Beyond dexamethasone, the organoid experiments also shed light on other factors that can drive immunosuppression within the tumor microenvironment. The researchers found that cell signaling molecules, including the inflammatory protein IL-1β and the growth factor TGF-β, played a role in promoting the expression of another immunosuppressive program in the tumors. This points to a complex interplay of factors that contribute to the tumor’s ability to evade immune detection.
Future Directions and Broader Implications
The implications of this research extend beyond a deeper understanding of brain tumor biology. The identification of these four distinct gene expression programs in myeloid cells provides a concrete target for the development of novel therapeutic strategies. By precisely modulating these programs, scientists could potentially enhance the immune system’s ability to recognize and attack brain tumors, thereby improving patient responses to immunotherapy.
"Scientists could one day manipulate the four programs with drugs to make immunotherapies more effective," Dr. Miller explained. "In the meantime, I hope that our approach highlights the importance of considering myeloid cells and will inspire other groups to study their roles in other tumors and patient populations."
The collaborative effort, which also included co-first authors Dr. Chadi El Farran, a postdoctoral researcher in Dr. Bernstein’s lab, and Dr. Charles Couturier, a postdoctoral researcher in Dr. Alex Shalek’s lab at the Broad and MIT, represents a significant leap forward in the fight against brain cancer. The meticulous single-cell analysis, coupled with the innovative application of cNMF, has provided an unprecedented level of detail into the immune landscape of gliomas.

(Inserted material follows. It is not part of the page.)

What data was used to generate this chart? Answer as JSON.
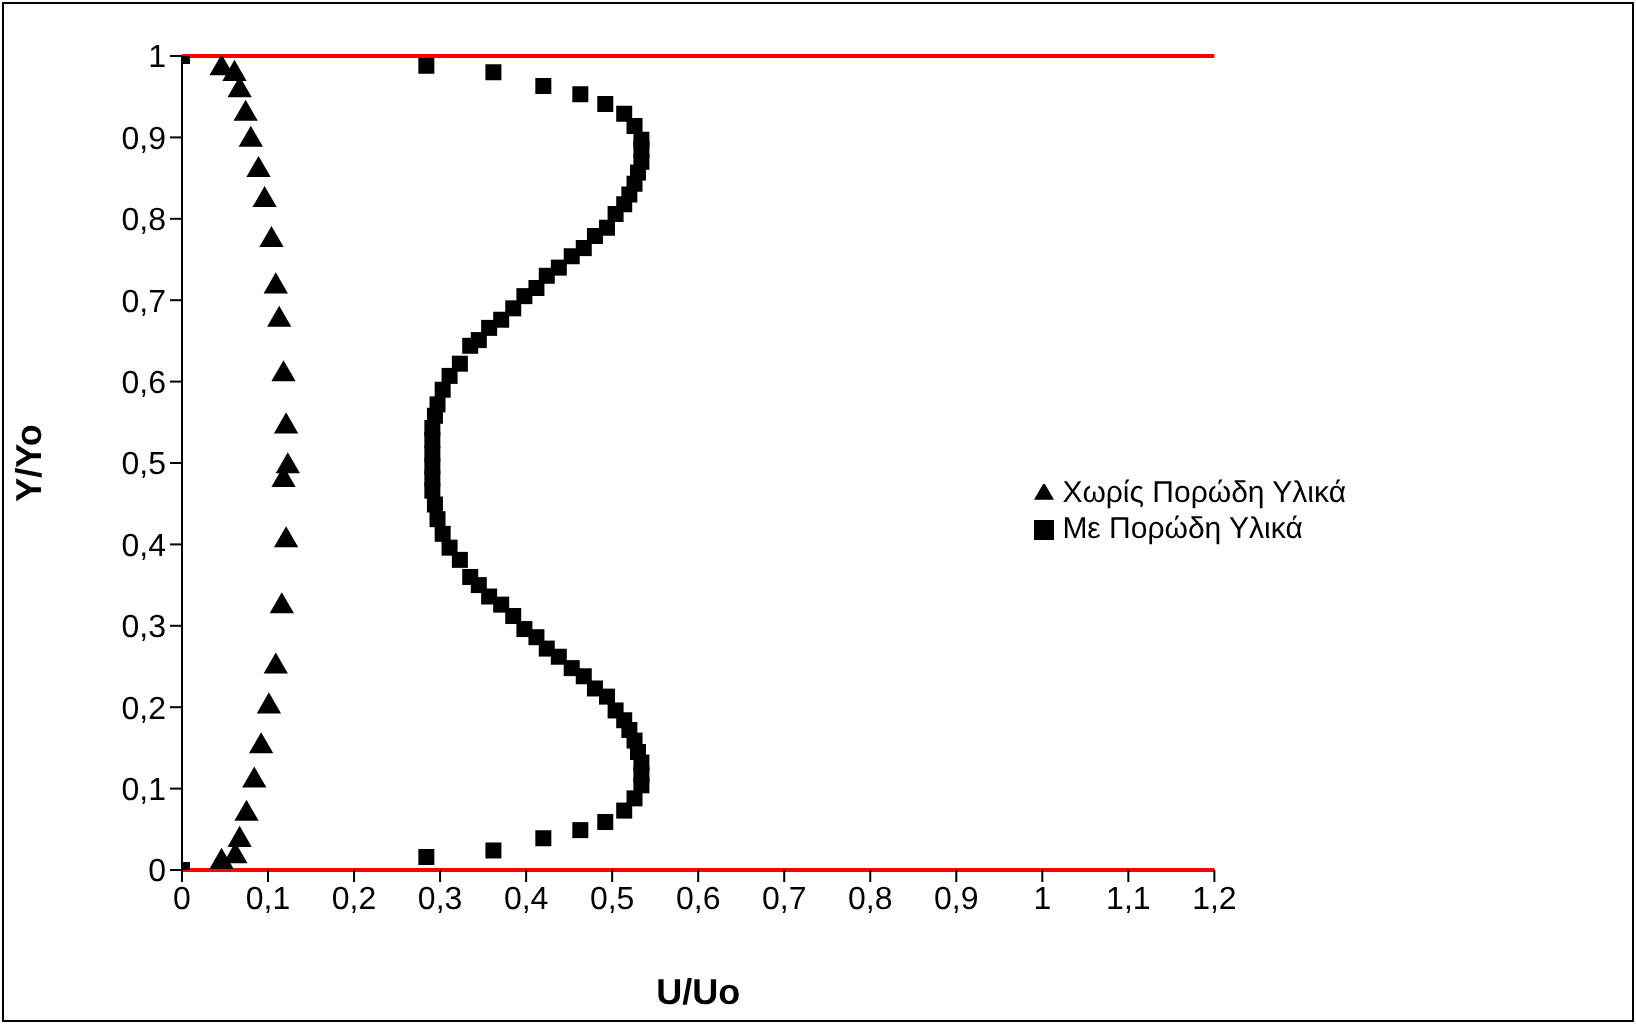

The findings are likely to prompt a re-evaluation of current treatment protocols, particularly the use of dexamethasone in conjunction with immunotherapy. Future research will undoubtedly focus on developing targeted therapies that can counteract the immunosuppressive programs identified, potentially through agents that inhibit specific signaling pathways or activate immune-promoting functions within myeloid cells. Furthermore, the study’s emphasis on myeloid cells could encourage similar in-depth analyses in other cancer types where immunotherapy efficacy is suboptimal.

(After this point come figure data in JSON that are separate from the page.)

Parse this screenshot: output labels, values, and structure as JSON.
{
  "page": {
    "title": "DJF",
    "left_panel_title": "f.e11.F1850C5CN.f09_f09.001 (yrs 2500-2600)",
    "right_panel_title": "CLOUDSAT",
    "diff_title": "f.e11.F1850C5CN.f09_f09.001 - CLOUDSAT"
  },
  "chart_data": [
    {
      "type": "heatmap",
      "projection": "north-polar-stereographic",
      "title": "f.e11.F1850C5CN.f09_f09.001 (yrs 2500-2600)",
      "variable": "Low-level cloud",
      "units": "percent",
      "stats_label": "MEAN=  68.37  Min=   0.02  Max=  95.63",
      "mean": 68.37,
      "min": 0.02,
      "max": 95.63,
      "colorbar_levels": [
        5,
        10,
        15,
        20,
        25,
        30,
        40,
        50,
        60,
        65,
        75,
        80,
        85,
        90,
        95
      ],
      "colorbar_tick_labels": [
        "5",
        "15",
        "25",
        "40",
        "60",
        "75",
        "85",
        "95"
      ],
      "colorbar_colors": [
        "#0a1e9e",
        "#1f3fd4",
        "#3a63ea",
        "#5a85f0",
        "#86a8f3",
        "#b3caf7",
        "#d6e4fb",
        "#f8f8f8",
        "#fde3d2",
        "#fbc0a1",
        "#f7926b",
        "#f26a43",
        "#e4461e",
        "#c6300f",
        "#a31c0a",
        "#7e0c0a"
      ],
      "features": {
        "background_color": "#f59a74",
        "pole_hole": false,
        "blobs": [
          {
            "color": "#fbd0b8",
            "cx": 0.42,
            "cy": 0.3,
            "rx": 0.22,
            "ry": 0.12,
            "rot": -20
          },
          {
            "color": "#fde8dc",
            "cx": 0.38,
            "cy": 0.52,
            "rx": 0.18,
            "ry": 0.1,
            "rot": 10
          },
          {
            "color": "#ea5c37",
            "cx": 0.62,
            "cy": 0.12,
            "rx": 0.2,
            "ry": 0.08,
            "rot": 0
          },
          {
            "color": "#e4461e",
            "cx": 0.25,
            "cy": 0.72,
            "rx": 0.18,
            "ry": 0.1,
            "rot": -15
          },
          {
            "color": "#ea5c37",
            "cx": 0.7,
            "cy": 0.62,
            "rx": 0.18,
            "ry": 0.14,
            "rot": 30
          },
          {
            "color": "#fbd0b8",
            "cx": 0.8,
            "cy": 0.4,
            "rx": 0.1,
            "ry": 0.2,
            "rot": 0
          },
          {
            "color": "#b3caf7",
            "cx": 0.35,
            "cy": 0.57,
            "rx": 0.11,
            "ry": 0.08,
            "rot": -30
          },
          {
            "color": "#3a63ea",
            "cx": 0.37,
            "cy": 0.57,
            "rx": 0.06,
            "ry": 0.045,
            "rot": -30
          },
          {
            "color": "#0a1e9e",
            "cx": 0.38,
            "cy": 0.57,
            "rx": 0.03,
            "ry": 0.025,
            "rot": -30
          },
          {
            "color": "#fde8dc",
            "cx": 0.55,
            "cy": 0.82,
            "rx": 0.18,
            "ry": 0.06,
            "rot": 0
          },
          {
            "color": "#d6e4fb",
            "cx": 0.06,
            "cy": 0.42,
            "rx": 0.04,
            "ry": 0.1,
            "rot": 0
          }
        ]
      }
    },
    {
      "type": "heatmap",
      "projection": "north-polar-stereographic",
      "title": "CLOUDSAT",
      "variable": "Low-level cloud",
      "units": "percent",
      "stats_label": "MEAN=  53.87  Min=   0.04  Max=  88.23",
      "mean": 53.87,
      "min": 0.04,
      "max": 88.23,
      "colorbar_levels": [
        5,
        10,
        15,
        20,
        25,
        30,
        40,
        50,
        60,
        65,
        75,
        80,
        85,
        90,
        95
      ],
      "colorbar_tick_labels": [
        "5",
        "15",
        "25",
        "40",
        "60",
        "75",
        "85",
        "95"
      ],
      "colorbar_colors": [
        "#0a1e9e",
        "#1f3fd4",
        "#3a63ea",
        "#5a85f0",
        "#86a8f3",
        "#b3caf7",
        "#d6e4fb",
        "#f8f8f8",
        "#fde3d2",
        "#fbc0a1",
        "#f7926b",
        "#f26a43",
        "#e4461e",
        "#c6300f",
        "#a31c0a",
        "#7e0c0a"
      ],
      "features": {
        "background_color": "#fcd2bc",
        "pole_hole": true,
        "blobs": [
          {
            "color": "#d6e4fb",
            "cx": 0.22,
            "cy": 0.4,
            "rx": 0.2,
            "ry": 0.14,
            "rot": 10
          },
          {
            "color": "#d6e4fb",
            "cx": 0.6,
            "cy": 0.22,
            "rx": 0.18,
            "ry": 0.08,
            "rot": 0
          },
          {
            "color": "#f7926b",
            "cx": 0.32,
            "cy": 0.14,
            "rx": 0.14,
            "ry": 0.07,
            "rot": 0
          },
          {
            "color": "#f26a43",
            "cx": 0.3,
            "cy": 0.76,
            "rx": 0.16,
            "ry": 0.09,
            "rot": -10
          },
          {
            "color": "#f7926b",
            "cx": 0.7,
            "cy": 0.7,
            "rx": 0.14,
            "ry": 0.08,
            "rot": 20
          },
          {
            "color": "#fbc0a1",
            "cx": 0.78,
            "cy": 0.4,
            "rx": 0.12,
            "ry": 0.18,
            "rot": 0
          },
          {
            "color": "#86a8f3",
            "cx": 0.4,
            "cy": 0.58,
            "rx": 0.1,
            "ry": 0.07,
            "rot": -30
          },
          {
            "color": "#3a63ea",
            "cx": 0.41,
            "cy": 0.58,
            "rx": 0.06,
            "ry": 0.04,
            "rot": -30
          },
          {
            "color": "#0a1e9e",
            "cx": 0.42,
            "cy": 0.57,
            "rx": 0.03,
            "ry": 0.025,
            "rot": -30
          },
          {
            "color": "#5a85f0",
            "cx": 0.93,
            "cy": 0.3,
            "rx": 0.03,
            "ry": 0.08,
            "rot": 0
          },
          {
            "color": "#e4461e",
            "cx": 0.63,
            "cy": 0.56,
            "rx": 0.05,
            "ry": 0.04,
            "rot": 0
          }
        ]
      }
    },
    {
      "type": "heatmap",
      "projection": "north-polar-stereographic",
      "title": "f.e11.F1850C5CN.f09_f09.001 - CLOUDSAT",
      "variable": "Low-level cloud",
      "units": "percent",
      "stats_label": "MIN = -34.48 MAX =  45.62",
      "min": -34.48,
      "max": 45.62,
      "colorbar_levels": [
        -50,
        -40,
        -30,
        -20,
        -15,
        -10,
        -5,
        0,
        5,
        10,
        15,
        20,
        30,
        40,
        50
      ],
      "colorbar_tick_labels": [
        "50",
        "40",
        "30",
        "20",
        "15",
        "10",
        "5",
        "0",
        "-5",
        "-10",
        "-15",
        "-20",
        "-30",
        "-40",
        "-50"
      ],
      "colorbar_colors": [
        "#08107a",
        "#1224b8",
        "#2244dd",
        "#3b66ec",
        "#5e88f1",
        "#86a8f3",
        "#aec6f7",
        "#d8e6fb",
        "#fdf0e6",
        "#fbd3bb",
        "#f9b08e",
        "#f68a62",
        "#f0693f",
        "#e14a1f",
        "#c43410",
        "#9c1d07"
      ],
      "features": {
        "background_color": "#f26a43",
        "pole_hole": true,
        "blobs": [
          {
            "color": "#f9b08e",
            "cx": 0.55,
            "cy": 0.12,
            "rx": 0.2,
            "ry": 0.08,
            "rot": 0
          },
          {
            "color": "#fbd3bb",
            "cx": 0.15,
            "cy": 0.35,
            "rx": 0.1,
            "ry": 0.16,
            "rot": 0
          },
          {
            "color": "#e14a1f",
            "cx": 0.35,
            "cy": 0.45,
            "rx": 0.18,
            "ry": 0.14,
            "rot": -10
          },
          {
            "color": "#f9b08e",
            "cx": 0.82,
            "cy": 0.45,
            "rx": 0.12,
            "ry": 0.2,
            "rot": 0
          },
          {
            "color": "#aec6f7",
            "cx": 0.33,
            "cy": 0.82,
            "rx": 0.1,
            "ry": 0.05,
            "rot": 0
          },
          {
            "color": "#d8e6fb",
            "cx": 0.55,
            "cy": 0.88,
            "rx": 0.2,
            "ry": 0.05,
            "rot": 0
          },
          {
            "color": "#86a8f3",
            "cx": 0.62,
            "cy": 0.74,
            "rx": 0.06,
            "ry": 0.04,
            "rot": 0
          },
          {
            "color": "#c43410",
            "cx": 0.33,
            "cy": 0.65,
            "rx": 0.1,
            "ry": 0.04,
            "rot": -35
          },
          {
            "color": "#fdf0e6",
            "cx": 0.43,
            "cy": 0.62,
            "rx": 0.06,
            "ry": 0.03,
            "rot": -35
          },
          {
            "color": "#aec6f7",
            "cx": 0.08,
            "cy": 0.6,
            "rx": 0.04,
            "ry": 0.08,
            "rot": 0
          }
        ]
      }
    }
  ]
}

The research team’s commitment to translating these fundamental discoveries into clinical applications underscores the urgent need for improved treatments for brain cancer patients. By deciphering the intricate mechanisms that allow gliomas to evade immune surveillance, this work offers a beacon of hope for developing more potent and personalized immunotherapies that can finally overcome the formidable defenses of brain tumors. The roadmap provided by this study is poised to guide future investigations and, ultimately, improve the lives of those battling this devastating disease.